Melancholy Monday: On Kindness

My husband, Za, is a kinder person than I am. He prioritizes harmony over justice. I am the exact opposite. I cannot fathom the possibility of harmony if I believe an injustice has been committed. I am hard. And for years, I thought this made me tough, formidable, and reliable. I value friendship intensely, especially loyal friends and when people have committed (what I consider to be) immoral or just plain thoughtless acts, I am slow to forgive. Za, on the other hand, possesses one of the best traits of the aristocratic values that Nietzsche describes in the Geneaology of Morals: he easily forgets. Therefore, he does not lie in wait for the perfect moment to exact revenge; he does not carry with him bile and rancor towards those who have hurt him. He is not a pushover either; he is selective about who he will let get close to him, and if someone has really crossed the line (which takes a lot) he will not let such a person in anymore.

I tend to feel more white hot righteous anger. I am completely affronted by the mean things people do, especially if it is motivated by their own weak ego. I have spent years trying to be more empathetic and caring toward others, especially those who have hurt me. I have made progress, but I am nowhere near where Za is.

It occurred to me to write about Za and his kindness today, because I have come to draw another melancholy lesson from his temperament.

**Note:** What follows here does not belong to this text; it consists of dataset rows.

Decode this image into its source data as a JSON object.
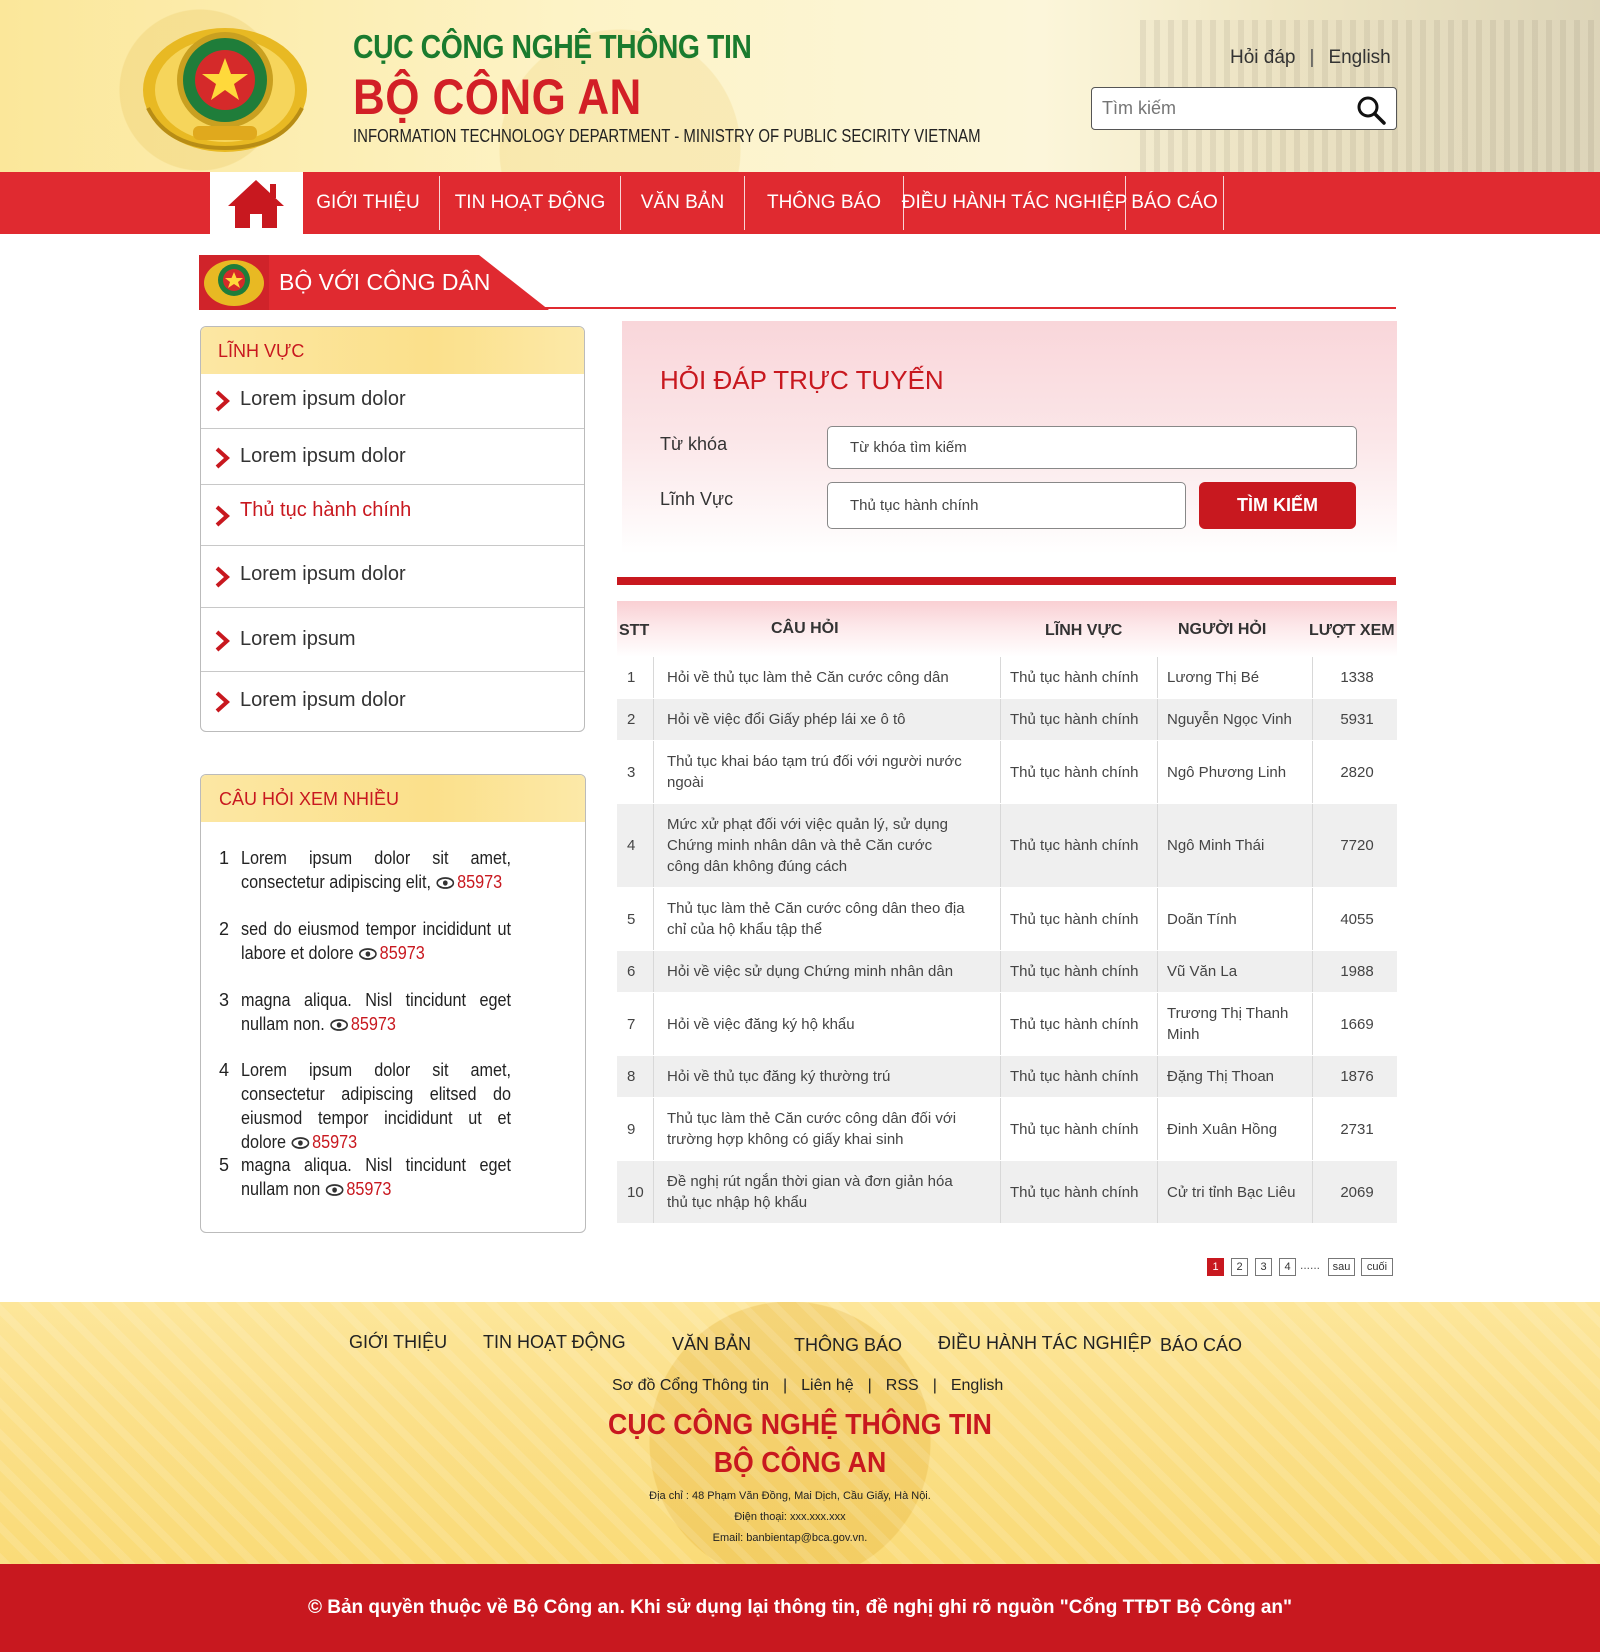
{
  "header": {
    "title_line1": "CỤC CÔNG NGHỆ THÔNG TIN",
    "title_line2": "BỘ CÔNG AN",
    "subtitle": "INFORMATION TECHNOLOGY DEPARTMENT - MINISTRY OF PUBLIC SECIRITY VIETNAM",
    "links": [
      "Hỏi đáp",
      "English"
    ],
    "search_placeholder": "Tìm kiếm"
  },
  "nav": {
    "items": [
      "GIỚI THIỆU",
      "TIN HOẠT ĐỘNG",
      "VĂN BẢN",
      "THÔNG BÁO",
      "ĐIỀU HÀNH TÁC NGHIỆP",
      "BÁO CÁO"
    ]
  },
  "section_title": "BỘ VỚI CÔNG DÂN",
  "sidebar": {
    "categories_title": "LĨNH VỰC",
    "categories": [
      "Lorem ipsum dolor",
      "Lorem ipsum dolor",
      "Thủ tục hành chính",
      "Lorem ipsum dolor",
      "Lorem ipsum",
      "Lorem ipsum dolor"
    ],
    "popular_title": "CÂU HỎI XEM NHIỀU",
    "popular": [
      {
        "num": "1",
        "text": "Lorem ipsum dolor sit amet, consectetur adipiscing elit,",
        "views": "85973"
      },
      {
        "num": "2",
        "text": "sed do eiusmod tempor incididunt ut labore et dolore",
        "views": "85973"
      },
      {
        "num": "3",
        "text": "magna aliqua. Nisl tincidunt eget nullam non.",
        "views": "85973"
      },
      {
        "num": "4",
        "text": "Lorem ipsum dolor sit amet, consectetur adipiscing elitsed do eiusmod tempor incididunt ut et dolore",
        "views": "85973"
      },
      {
        "num": "5",
        "text": "magna aliqua. Nisl tincidunt eget nullam non",
        "views": "85973"
      }
    ]
  },
  "search_panel": {
    "title": "HỎI ĐÁP TRỰC TUYẾN",
    "keyword_label": "Từ khóa",
    "keyword_placeholder": "Từ khóa tìm kiếm",
    "field_label": "Lĩnh Vực",
    "field_value": "Thủ tục hành chính",
    "button": "TÌM KIẾM"
  },
  "table": {
    "headers": [
      "STT",
      "CÂU HỎI",
      "LĨNH VỰC",
      "NGƯỜI HỎI",
      "LƯỢT XEM"
    ],
    "rows": [
      {
        "stt": "1",
        "question": "Hỏi về thủ tục làm thẻ Căn cước công dân",
        "field": "Thủ tục hành chính",
        "asker": "Lương Thị Bé",
        "views": "1338"
      },
      {
        "stt": "2",
        "question": "Hỏi về việc đổi Giấy phép lái xe ô tô",
        "field": "Thủ tục hành chính",
        "asker": "Nguyễn Ngọc Vinh",
        "views": "5931"
      },
      {
        "stt": "3",
        "question": "Thủ tục khai báo tạm trú đối với người nước ngoài",
        "field": "Thủ tục hành chính",
        "asker": "Ngô Phương Linh",
        "views": "2820"
      },
      {
        "stt": "4",
        "question": "Mức xử phạt đối với việc quản lý, sử dụng Chứng minh nhân dân và thẻ Căn cước công dân không đúng cách",
        "field": "Thủ tục hành chính",
        "asker": "Ngô Minh Thái",
        "views": "7720"
      },
      {
        "stt": "5",
        "question": "Thủ tục làm thẻ Căn cước công dân theo địa chỉ của hộ khẩu tập thể",
        "field": "Thủ tục hành chính",
        "asker": "Doãn Tính",
        "views": "4055"
      },
      {
        "stt": "6",
        "question": "Hỏi về việc sử dụng Chứng minh nhân dân",
        "field": "Thủ tục hành chính",
        "asker": "Vũ Văn La",
        "views": "1988"
      },
      {
        "stt": "7",
        "question": "Hỏi về việc đăng ký hộ khẩu",
        "field": "Thủ tục hành chính",
        "asker": "Trương Thị Thanh Minh",
        "views": "1669"
      },
      {
        "stt": "8",
        "question": "Hỏi về thủ tục đăng ký thường trú",
        "field": "Thủ tục hành chính",
        "asker": "Đặng Thị Thoan",
        "views": "1876"
      },
      {
        "stt": "9",
        "question": "Thủ tục làm thẻ Căn cước công dân đối với trường hợp không có giấy khai sinh",
        "field": "Thủ tục hành chính",
        "asker": "Đinh Xuân Hồng",
        "views": "2731"
      },
      {
        "stt": "10",
        "question": "Đề nghị rút ngắn thời gian và đơn giản hóa thủ tục nhập hộ khẩu",
        "field": "Thủ tục hành chính",
        "asker": "Cử tri tỉnh Bạc Liêu",
        "views": "2069"
      }
    ]
  },
  "pagination": {
    "pages": [
      "1",
      "2",
      "3",
      "4"
    ],
    "current": "1",
    "ellipsis": "......",
    "next": "sau",
    "last": "cuối"
  },
  "footer": {
    "nav": [
      "GIỚI THIỆU",
      "TIN HOẠT ĐỘNG",
      "VĂN BẢN",
      "THÔNG BÁO",
      "ĐIỀU HÀNH TÁC NGHIỆP",
      "BÁO CÁO"
    ],
    "links": [
      "Sơ đồ Cổng Thông tin",
      "Liên hệ",
      "RSS",
      "English"
    ],
    "title_line1": "CỤC CÔNG NGHỆ THÔNG TIN",
    "title_line2": "BỘ CÔNG AN",
    "address": "Địa chỉ : 48 Phạm Văn Đồng, Mai Dịch, Cầu Giấy, Hà Nội.",
    "phone": "Điện thoại: xxx.xxx.xxx",
    "email": "Email: banbientap@bca.gov.vn.",
    "copyright": "© Bản quyền thuộc về Bộ Công an. Khi sử dụng lại thông tin, đề nghị ghi rõ nguồn \"Cổng TTĐT Bộ Công an\""
  },
  "colors": {
    "primary_red": "#e02a30",
    "dark_red": "#c8181f",
    "gold": "#fbe08a",
    "green": "#1a7b2e"
  },
  "icons": [
    "emblem-logo",
    "search-icon",
    "home-icon",
    "chevron-right-icon",
    "eye-icon"
  ]
}
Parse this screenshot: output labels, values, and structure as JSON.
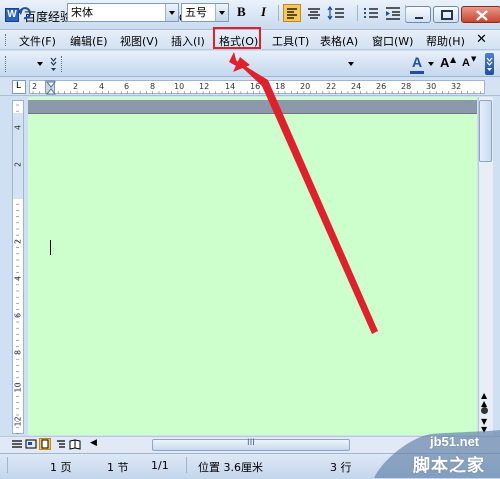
{
  "window": {
    "title": "百度经验.doc - Microsoft Word",
    "app_icon_letter": "W"
  },
  "menubar": {
    "items": [
      {
        "label": "文件(F)"
      },
      {
        "label": "编辑(E)"
      },
      {
        "label": "视图(V)"
      },
      {
        "label": "插入(I)"
      },
      {
        "label": "格式(O)",
        "highlighted": true
      },
      {
        "label": "工具(T)"
      },
      {
        "label": "表格(A)"
      },
      {
        "label": "窗口(W)"
      },
      {
        "label": "帮助(H)"
      }
    ],
    "close_glyph": "✕"
  },
  "toolbar": {
    "font_name": "宋体",
    "font_size": "五号",
    "bold_glyph": "B",
    "italic_glyph": "I",
    "font_color_glyph": "A",
    "grow_font_glyph": "A",
    "shrink_font_glyph": "A"
  },
  "ruler": {
    "corner_glyph": "L",
    "numbers": [
      "2",
      "2",
      "4",
      "6",
      "8",
      "10",
      "12",
      "14",
      "16",
      "18",
      "20",
      "22",
      "24",
      "26",
      "28",
      "30",
      "32"
    ],
    "vertical_numbers": [
      "4",
      "2",
      "2",
      "4",
      "6",
      "8",
      "10",
      "12"
    ]
  },
  "scrollbar": {
    "h_thumb_grip": "III"
  },
  "statusbar": {
    "page": "1 页",
    "section": "1 节",
    "page_of": "1/1",
    "position": "位置 3.6厘米",
    "line": "3 行"
  },
  "watermark": {
    "line1": "jb51.net",
    "line2": "脚本之家"
  },
  "colors": {
    "document_background": "#ccffcc",
    "annotation_red": "#e0202a"
  }
}
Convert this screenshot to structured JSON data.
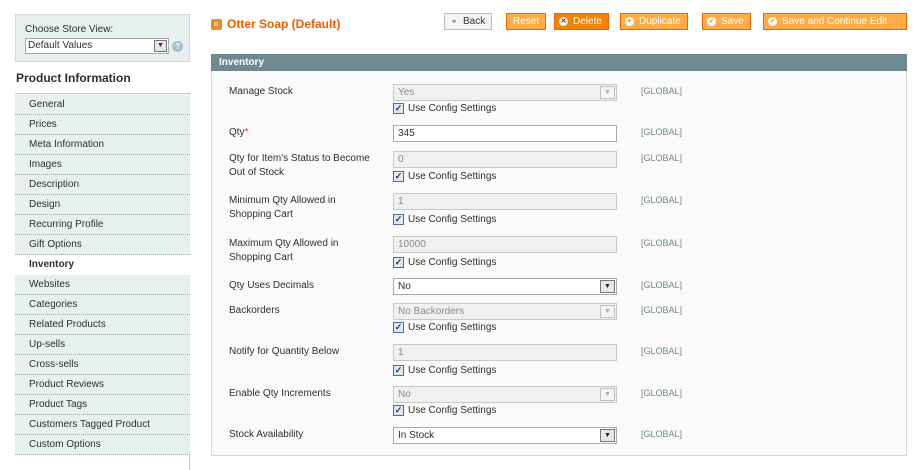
{
  "store_switcher": {
    "label": "Choose Store View:",
    "selected": "Default Values"
  },
  "tabs": {
    "title": "Product Information",
    "items": [
      {
        "label": "General"
      },
      {
        "label": "Prices"
      },
      {
        "label": "Meta Information"
      },
      {
        "label": "Images"
      },
      {
        "label": "Description"
      },
      {
        "label": "Design"
      },
      {
        "label": "Recurring Profile"
      },
      {
        "label": "Gift Options"
      },
      {
        "label": "Inventory",
        "active": true
      },
      {
        "label": "Websites"
      },
      {
        "label": "Categories"
      },
      {
        "label": "Related Products"
      },
      {
        "label": "Up-sells"
      },
      {
        "label": "Cross-sells"
      },
      {
        "label": "Product Reviews"
      },
      {
        "label": "Product Tags"
      },
      {
        "label": "Customers Tagged Product"
      },
      {
        "label": "Custom Options"
      }
    ]
  },
  "header": {
    "title": "Otter Soap (Default)",
    "buttons": {
      "back": "Back",
      "reset": "Reset",
      "delete": "Delete",
      "duplicate": "Duplicate",
      "save": "Save",
      "save_continue": "Save and Continue Edit"
    }
  },
  "section": {
    "title": "Inventory",
    "use_config_label": "Use Config Settings",
    "scope": "[GLOBAL]",
    "fields": {
      "manage_stock": {
        "label": "Manage Stock",
        "value": "Yes",
        "use_config": true
      },
      "qty": {
        "label": "Qty",
        "required_mark": "*",
        "value": "345"
      },
      "out_of_stock": {
        "label": "Qty for Item's Status to Become Out of Stock",
        "value": "0",
        "use_config": true
      },
      "min_qty": {
        "label": "Minimum Qty Allowed in Shopping Cart",
        "value": "1",
        "use_config": true
      },
      "max_qty": {
        "label": "Maximum Qty Allowed in Shopping Cart",
        "value": "10000",
        "use_config": true
      },
      "decimals": {
        "label": "Qty Uses Decimals",
        "value": "No"
      },
      "backorders": {
        "label": "Backorders",
        "value": "No Backorders",
        "use_config": true
      },
      "notify": {
        "label": "Notify for Quantity Below",
        "value": "1",
        "use_config": true
      },
      "qty_increments": {
        "label": "Enable Qty Increments",
        "value": "No",
        "use_config": true
      },
      "stock_availability": {
        "label": "Stock Availability",
        "value": "In Stock"
      }
    }
  }
}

It is better--morally better--to prioritize harmony over justice.

I used to think that the project of seeking harmony was weakness, was a failure to stand up to bullies. I was wrong. First of all, there is no possible way to stand up to bullies. Anytime you do, you further empower them. You give them precisely what they want: your attention. Furthermore, you show them that you are invested, you care. To seek harmony is to learn when to be silent, to withdraw, or disengage from an ugly dynamic. To seek harmony also requires an important kind of discernment: to know which actions from bullies cause irreparable damage and which will eventually fade into distant memory, leaving no serious mark. Za has that kind of discernment and I am learning how to pull back and assess an situation the way he does.

Seeking harmony over justice--something that surely Socrates never did--is the essence of true kindness.